Die erweit­erte Ermäch­ti­gung der Mit­glied­staat­en zur Ein­führung eines ermäßigten Steuer­satzes in Anhang H zu Art. 12 Abs. 3 Buchst. a) der Richtlin­ie 77/388/EWG nicht nur – wie bish­er – für die Liefer­ung von Nahrungsmit­teln, son­dern zusät­zlich auch für „Restau­rant- und Verpfle­gungs­di­en­stleis­tun­gen“, lässt aus gemein­schaft­srechtlich­er Sicht als zweifel­haft erscheinen, ob es sich bei der Abgabe von Speisen oder Mahlzeit­en zum sofor­ti­gen Verzehr um eine Liefer­ung han­delt. Sollte dies zu beja­hen sein, muss die Frage beant­wortet wer­den, ob unter den Begriff Nahrungsmit­tel i. S. von Anhang H Kat­e­gorie 1 der Richtlin­ie 77/388/ EWG nur Nahrungsmit­tel „zum Mit­nehmen“ fall­en oder auch Speisen oder Mahlzeit­en, die durch Kochen, Brat­en, Back­en oder auf son­stige Weise zum sofor­ti­gen Verzehr zubere­it­et wor­den sind. Hin­sichtlich der Abgren­zung von Restau­ra­tionsleis­tung (Dien­stleis­tung) und Liefer­ung ist zu klären, ob die Zubere­itung der Speisen oder Mahlzeit­en als ein wesentlich­es Dien­stleis­tungse­le­ment zu berück­sichti­gen ist, das zusam­men mit ein­er oder mehreren zusät­zlichen Dien­stleis­tun­gen der ein­heitlichen Leis­tung das Gepräge ein­er Dien­stleis­tung verleiht.

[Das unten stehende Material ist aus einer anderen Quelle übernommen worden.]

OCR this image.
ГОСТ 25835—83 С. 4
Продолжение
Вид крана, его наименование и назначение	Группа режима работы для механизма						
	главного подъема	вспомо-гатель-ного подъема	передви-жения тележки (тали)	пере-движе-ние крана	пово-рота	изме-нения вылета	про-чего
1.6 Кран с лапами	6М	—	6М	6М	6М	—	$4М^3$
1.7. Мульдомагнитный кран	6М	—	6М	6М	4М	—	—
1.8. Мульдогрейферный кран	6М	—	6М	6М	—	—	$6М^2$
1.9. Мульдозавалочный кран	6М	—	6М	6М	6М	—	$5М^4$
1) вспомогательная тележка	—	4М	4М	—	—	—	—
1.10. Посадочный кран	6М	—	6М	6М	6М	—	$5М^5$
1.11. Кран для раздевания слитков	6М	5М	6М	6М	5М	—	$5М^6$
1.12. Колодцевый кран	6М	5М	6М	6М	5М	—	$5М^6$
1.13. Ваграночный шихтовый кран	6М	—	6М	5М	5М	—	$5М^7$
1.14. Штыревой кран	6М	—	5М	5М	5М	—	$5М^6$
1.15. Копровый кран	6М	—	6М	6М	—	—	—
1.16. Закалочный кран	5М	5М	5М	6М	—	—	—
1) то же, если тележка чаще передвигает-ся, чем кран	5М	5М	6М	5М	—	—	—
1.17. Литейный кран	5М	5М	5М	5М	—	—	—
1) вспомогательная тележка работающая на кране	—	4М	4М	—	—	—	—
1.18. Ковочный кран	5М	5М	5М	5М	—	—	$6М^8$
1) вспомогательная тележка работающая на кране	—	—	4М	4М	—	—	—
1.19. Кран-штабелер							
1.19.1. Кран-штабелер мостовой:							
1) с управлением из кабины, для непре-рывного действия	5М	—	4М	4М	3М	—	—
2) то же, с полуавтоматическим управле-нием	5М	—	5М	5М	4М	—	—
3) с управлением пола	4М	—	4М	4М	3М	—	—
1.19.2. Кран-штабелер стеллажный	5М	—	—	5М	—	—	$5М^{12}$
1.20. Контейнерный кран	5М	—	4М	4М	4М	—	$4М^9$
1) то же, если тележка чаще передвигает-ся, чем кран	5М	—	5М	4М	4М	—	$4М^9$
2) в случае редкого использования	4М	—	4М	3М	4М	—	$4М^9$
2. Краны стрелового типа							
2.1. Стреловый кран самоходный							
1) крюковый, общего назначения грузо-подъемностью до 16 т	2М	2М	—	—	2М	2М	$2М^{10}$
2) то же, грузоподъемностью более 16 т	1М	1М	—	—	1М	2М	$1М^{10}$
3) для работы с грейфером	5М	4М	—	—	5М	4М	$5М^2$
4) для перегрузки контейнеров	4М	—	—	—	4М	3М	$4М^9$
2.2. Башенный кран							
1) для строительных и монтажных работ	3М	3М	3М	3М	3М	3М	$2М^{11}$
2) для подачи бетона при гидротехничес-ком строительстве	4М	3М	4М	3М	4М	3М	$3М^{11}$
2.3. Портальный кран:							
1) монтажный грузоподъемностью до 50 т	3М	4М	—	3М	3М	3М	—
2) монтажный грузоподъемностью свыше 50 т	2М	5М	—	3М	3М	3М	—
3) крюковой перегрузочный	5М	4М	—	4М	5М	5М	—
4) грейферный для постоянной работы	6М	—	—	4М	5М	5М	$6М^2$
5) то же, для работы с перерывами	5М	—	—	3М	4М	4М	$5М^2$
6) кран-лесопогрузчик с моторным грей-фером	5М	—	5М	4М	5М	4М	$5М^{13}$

Zubere­itung von Speisen im Altenwohn­heim. Der Bun­des­fi­nanzhof hat in einem weit­eren Urteil vom 12.10.2011 (V R 66/09) entsch­ieden, dass die in ein­er Großküche eines Altenwohn­heims und Pflege­heims zur Verpfle­gung der Bewohn­er zubere­it­eten Speisen keine „Stan­dard­speisen“ als Ergeb­nis ein­fach­er und stan­dar­d­isiert­er Zubere­itungsvorgänge nach Art eines Imbiss­standes sind, sodass deren Abgabe zu fes­ten Zeit­punk­ten in Warmhal­te­be­häl­tern keine Liefer­ung, son­dern eine dem Regel­s­teuer­satz unter­liegende son­stige Leis­tung ist.